Poor image quality when uploading an image with Rise

Apr 10, 2017

Hello,

I created and saved-for-web a .png image in Photoshop. When I uploaded it with Rise (as a centered image in my blocks-lesson), it converted it with poor quality. Is it possible to avoid those artifacts? Looks not so good when a course is viewed on PC screen.

Thank you!

 

Pinned Reply
Alyssa Gomez

Hi everyone!

Do you have an image that looks blurry in Rise 360? We've designed a workaround to keep your images looking crystal clear.

If you'd like an image to keep its specific file format and not undergo compression, you can opt-out of image optimization on a case-by-case basis. Add _NOPROCESS_ to the name of your image file. It'll upload and display exactly as you saved it. Keep in mind that the 5GB file size limit still applies, and you could see an increase in your output file size.

248 Replies
Eric Fox

Why is there no fix for this more than two years later? It shouldn't be that complicated. Rise is using some pretty crappy image compression tools or algorithms that need to be looked at and fixed. As a company focused on products used to create multimedia content, getting the display of images right should be one of your core competencies. Perhaps you need to hire more or better-qualified engineers and developers? Perhaps you need to focus more on fixing existing bugs like this before investing resources in developing new features? This is not a problem that should go unresolved for  2+ years.

Alex Bradley

This is the main reason I have stopped my subscription with Articulate. Not only has it been 2 and a half years since this problem was raised with no resolution but it has been 2 and a half years of 'we're working on it' and 'it's in our pipline' and 'it's on our bug list' and 'we know about this problem'. Not once has an Articulate member of staff had the decency to be honest with us - as paying customers - and explain the real reason why it's still unresolved. Images are so important that it bewilders me that it is still an issue. I have lost patience and am voting with my feet. My subscription has ended and I won't be renewing it. It's Adobe Captivate for me from here on in! Adios! 

JC Blanchard

DPI (dots per inch) or PPI (pixels per inch) won't change anything for images displayed on screen. DPI is print resolution. It's an instruction for printers and it affects only printed images or images displayed in presention software like PowerPoint. Web browsers don't understand DPI or PPI.

What matters for on screen images is dimensions in pixels (width and height) and compression.  JPG images can look very bad with heavy compression.  But the PNG format has lossless compression so images shouldn't have any artefacts or loss of sharpness.

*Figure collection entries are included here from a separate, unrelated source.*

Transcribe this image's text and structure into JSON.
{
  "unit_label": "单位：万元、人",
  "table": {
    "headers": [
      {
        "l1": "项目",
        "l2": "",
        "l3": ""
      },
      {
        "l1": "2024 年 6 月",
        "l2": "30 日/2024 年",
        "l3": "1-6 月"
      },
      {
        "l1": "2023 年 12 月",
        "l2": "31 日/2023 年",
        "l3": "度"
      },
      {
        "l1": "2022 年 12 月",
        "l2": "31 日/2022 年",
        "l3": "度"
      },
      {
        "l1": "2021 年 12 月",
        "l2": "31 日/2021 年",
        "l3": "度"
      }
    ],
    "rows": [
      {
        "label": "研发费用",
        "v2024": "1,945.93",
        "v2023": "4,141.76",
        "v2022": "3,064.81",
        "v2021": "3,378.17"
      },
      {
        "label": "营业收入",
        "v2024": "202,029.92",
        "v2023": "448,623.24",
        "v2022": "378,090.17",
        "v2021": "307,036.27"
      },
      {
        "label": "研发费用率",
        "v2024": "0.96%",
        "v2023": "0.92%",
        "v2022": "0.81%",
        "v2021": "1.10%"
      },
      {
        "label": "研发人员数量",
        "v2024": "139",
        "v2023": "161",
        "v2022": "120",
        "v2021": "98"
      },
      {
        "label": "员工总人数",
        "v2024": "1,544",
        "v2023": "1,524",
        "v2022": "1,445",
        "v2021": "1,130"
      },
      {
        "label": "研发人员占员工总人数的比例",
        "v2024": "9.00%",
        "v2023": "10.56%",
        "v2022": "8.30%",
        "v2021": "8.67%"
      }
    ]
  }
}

Articulate must be applying some type of compression after uploading to Rise because, while PNG images are still in PNG format, their size after export is much smaller than the originals. For example, I uploaded a PNG image with a file size of 132 KB. After exporting the course for web, the same image in the assets folder is only 41KB and shows signs of lossy compression.

Alyssa Gomez
Hi everyone,

We know the way Rise 360 handles image compression isn't ideal for everyone, and we've been working on an alternative. We've got something the works that we're testing as we speak, and we're planning to release it before the end of September. As always, thanks for your continued feedback, and we'll let you know as soon as the next update goes live.
Mike Wilson

Good to hear, I find every-time I come here it is to share something frustrating that has been brought up a few years before. Even worse is that you do not get a "real" human reply or just a copy paste generic support process via email and nothing else even when prompted. As much as I like the fast build in rise I feel like we are beta testing a product while paying for it. 

Gabriel Butler

Hi wonderful community. I posted this a few months ago, but thought it would be helpful to post again. We completely solved this using high quality GIFs. For some reason these render perfectly in Rise. Even super high resolution PNG's were looking awful as many of you have sighted already, but the GIF solution works beautifully until there is a more substantial software fix. Hope this helps. Cheers!

Alyssa Gomez

Hi everyone!

Do you have an image that looks blurry in Rise 360? We've designed a workaround to keep your images looking crystal clear.

If you'd like an image to keep its specific file format and not undergo compression, you can opt-out of image optimization on a case-by-case basis. Add _NOPROCESS_ to the name of your image file. It'll upload and display exactly as you saved it. Keep in mind that the 5GB file size limit still applies, and you could see an increase in your output file size.